Addiction knows no social or geographic boundaries: what John Cheever called "The Sorrows of Gin" are democratic in their destructiveness. I know few people who have not been affected in some way by addiction—in the world where I grew up, the drug of choice was usually alcohol, with a large side of nicotine—and I suspect the same is true for many of you.
It has long been unfashionable to think of addiction as a failure of character or of willpower. More than 50 years ago, in 1956, the American Medical Association recognized addiction as a disease, and we now speak of it in the vernacular of treatment and therapy. But only recently have scientists started making progress in understanding, and possibly treating, the underlying biological factors. When we began hearing about new advances in the search for pharmaceutical solutions for common addictions, we were curious. If addiction is in fact a disease, then could it be treated in the way, say, diabetes is with insulin?

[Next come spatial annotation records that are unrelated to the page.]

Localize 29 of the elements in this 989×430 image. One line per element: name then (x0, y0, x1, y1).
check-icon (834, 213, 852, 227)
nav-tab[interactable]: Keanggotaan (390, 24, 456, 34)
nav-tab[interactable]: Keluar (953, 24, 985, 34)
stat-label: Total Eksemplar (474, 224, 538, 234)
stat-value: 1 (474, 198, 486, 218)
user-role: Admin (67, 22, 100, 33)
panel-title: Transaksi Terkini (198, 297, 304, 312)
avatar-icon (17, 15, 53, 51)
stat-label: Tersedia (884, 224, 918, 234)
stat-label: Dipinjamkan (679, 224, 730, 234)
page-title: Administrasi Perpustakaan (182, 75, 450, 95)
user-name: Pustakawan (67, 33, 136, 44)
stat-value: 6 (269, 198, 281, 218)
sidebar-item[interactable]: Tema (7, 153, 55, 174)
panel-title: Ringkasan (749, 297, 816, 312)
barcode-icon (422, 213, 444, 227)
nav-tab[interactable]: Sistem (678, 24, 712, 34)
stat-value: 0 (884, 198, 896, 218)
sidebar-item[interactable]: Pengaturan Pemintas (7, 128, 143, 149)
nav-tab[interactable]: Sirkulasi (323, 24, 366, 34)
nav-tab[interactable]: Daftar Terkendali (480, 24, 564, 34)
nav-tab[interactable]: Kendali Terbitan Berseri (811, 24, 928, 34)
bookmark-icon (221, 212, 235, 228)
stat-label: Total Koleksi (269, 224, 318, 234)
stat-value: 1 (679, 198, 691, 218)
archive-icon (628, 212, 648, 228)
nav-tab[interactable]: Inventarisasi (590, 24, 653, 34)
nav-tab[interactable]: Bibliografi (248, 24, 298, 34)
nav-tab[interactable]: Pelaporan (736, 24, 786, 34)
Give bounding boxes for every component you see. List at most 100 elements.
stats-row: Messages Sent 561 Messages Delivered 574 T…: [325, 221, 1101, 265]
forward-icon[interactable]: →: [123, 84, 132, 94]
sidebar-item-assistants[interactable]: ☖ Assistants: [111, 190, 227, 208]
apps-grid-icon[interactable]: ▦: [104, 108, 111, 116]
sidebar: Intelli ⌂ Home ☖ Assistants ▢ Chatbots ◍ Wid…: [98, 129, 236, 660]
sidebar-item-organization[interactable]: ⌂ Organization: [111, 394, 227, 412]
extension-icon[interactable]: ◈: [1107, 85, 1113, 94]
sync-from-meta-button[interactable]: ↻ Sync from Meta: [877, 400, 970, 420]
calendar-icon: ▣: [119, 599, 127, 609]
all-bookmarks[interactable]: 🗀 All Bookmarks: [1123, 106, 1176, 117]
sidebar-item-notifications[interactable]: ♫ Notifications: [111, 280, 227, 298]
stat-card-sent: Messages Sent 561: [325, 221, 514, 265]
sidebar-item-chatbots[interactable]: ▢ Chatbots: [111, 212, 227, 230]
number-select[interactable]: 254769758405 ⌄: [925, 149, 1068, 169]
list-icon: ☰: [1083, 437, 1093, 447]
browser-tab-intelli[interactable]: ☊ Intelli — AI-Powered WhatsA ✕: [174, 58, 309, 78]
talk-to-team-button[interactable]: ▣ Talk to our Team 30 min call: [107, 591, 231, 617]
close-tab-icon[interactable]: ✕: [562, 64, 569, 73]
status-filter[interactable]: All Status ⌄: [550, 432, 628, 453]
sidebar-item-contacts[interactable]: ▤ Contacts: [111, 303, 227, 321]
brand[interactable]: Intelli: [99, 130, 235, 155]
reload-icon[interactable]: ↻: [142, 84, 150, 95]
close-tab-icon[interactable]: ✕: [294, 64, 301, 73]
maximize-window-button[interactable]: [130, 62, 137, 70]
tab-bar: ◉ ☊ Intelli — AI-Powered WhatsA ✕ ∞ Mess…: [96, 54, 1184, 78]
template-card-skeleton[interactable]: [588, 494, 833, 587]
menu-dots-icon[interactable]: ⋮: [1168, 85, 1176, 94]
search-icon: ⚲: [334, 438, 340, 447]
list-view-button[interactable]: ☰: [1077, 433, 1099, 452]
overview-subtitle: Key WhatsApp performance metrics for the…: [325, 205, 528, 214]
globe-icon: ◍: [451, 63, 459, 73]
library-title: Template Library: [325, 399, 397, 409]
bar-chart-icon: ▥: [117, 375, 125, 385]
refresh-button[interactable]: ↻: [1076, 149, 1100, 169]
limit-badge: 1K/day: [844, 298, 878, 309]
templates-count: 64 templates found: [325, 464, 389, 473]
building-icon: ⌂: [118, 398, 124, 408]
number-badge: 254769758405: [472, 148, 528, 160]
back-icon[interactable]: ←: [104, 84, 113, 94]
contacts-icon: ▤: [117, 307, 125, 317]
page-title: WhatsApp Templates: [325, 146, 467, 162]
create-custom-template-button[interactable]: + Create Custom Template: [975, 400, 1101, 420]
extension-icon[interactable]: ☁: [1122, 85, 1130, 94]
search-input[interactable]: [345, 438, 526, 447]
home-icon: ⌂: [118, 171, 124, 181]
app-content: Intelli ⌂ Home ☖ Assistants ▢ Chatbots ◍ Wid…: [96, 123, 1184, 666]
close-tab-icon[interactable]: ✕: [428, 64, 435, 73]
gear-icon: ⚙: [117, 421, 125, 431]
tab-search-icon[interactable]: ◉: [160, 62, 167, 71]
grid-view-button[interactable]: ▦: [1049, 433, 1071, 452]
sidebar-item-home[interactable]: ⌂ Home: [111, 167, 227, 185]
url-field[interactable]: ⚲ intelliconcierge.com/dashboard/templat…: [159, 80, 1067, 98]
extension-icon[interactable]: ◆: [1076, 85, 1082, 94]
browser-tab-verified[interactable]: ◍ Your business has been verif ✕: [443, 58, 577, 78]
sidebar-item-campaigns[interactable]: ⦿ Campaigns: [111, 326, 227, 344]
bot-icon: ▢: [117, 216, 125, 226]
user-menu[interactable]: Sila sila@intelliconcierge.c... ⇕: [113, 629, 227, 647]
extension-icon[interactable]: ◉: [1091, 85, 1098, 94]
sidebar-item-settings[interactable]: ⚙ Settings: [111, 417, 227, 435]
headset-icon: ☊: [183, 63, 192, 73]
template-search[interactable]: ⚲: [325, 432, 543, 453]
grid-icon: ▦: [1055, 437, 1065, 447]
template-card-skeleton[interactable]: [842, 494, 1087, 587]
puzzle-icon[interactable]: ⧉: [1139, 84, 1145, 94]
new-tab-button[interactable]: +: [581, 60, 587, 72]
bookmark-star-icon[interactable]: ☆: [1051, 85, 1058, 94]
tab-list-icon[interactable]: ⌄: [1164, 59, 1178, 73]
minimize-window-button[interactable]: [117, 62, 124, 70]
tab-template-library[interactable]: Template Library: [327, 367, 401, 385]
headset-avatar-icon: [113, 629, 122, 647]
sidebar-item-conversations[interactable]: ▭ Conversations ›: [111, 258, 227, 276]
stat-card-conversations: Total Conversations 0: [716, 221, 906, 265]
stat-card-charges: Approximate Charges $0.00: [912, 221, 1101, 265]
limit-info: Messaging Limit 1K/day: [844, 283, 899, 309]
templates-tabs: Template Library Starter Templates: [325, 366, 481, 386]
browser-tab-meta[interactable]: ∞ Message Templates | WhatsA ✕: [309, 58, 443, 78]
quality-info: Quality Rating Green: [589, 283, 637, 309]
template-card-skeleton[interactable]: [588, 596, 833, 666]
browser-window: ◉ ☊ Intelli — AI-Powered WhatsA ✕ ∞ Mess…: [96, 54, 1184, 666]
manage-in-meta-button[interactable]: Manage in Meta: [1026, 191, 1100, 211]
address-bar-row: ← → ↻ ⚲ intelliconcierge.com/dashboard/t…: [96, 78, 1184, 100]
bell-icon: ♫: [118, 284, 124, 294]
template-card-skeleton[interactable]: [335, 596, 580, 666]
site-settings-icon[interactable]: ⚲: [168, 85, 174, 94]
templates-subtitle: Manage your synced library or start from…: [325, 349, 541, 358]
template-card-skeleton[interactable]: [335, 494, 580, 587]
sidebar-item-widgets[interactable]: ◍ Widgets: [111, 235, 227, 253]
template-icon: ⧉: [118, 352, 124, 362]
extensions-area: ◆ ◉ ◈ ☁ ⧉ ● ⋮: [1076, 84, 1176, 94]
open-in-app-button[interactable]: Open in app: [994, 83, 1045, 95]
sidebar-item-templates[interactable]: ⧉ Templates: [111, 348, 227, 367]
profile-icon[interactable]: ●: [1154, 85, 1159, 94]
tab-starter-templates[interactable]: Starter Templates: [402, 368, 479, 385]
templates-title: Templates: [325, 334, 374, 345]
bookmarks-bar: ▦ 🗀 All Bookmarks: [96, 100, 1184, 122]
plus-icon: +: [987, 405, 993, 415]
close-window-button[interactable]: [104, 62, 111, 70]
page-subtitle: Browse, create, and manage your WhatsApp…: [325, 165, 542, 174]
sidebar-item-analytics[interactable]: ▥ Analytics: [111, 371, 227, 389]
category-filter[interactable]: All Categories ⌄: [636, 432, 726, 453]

As Jeneen Interlandi writes in this week's cover, the hunt for vaccines is not a quest for a cure-all—addiction is a chronic disease; like the conflict in the Middle East, it is something that can only be managed, not solved—but there is important work underway that may produce some pharmaceutical weapons in the struggle against addiction. In an essay, Mitchell Rosenthal, who founded Phoenix House, the national drug and alcohol treatment and prevention organization, notes that vaccines could well help, but are not magic bullets. As in cases of depression, pharmaceuticals work best in combination with other kinds of therapies. A change of heart, of mind or of spirit can be critical in the treatment of addiction; biology surely shapes us, but need not totally control us.
History has been unkind to hopes for a medicinal solution to addiction: opium and cocaine were introduced to the United States as cures for alcoholism in the late 1800s. Still, the National Institute on Drug Abuse is developing or testing more than 200 compounds that block the intoxicating effects of drugs, including vaccines that train the body's own immune system to bar them from the brain.
Elsewhere, Michael Isikoff and Evan Thomas (with Holly Bailey, Suzanne Smalley, Richard Wolffe, Pat Wingert and Eve Conant) weigh in on The New York Times's story about John McCain and his ties to a female lobbyist, Vicki Iseman. As most of the world knows by now, the Times reported that, nearly a decade ago, McCain aides feared the senator was involved in an intimate relationship with Iseman—an allegation both McCain and Iseman deny. In a Toledo press conference after the story was published, McCain also denied that advisers had confronted him with concerns about his friendship with her. While two sources tell NEWSWEEK that such a meeting did occur, neither source could provide any evidence of an inappropriate relationship.
Mike also discovered a 2002 deposition contradicting McCain's denial that he had contact with a client of Iseman's about whom he wrote the Federal Communications Commission seeking a decision on a pending matter. (McCain did not argue for the decision to go one way or another.) McCain says he learns from his mistakes, and his insistence that there was no conversation with advisers about Iseman and that he did not have contact—perfectly legal contact, by the way—with the businessman suggests a stubbornness that may be more relevant to his conduct of the presidency than anything in the Times story.
Let us be honest: without the allegations about sex, there was no Times story. (McCain's FCC efforts and links to the communications company had been previously reported.) No suggestion of sex, no front page; no suggestion of sex, no right-wing rally to McCain's side against the Times. It is, as Margaret Thatcher used to say, a funny old world.